Diverging diamond interchanges are a type of road intersection that appears very chaotic from the outside, but are actually pretty simple and safe to navigate
Significantly safer to navigate in practice than traditional intersections, and very straightforward to navigate, if not quite as easy as a normal intersection you've seen all your life.
This is expensive to address because you have to separate cyclists out to the right before the right car lane splits for right turns before the crossover. And then you have to build a bridge or tunnel for cyclists and pedestrians. On each side.
Really, any road busy enough to justify a diverging diamond probably already needed separated bike lanes.

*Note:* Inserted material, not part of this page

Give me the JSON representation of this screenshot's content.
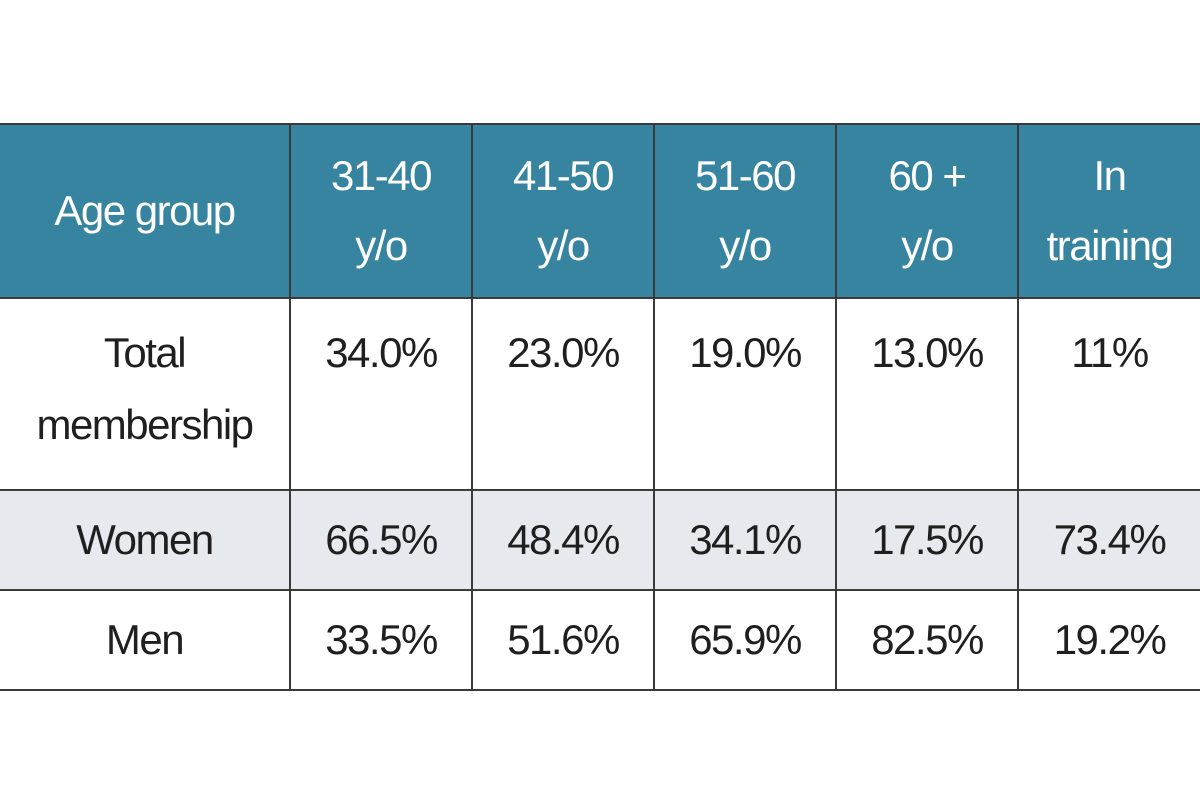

But in America (motto: "If you aren't in a car, you don't matter"), there almost certainly was not any cycling infrastructure there before.
There is one of these near me. Their solution for pedestrians is to make them cross the high speed outer lanes four times (where drivers are encouraged to not slow down). Their solution for cyclists is take the lane and pray or get off and do what the pedestrians have to do.
Edited for clarity: pedestrians cross four times, not drivers are encouraged to not slow down four times.
To be clear, it is four times that pedestrians have to cross, not four times that drivers are encouraged to not slow down. Drivers are not explicitly encouraged to not slow down, but the point of the diverging diamond is to make drivers not have to slow down.
It doesn't help that US diverging diamonds seem to insist on having pedestrians walk through the median.
But honestly all interchanges are varying degrees of horrible and if you want your city to be bearable to navigate as a pedestrian/cyclist you just really don't want to do urban highways, or roads above a certain size in general.
There are many of these where I live. The lights are usually timed so that you just go straight through without having to stop. They're much better than the traditional intersections that came before.
I will absolutely concede that they're shitty for pedestrians or cyclists, however.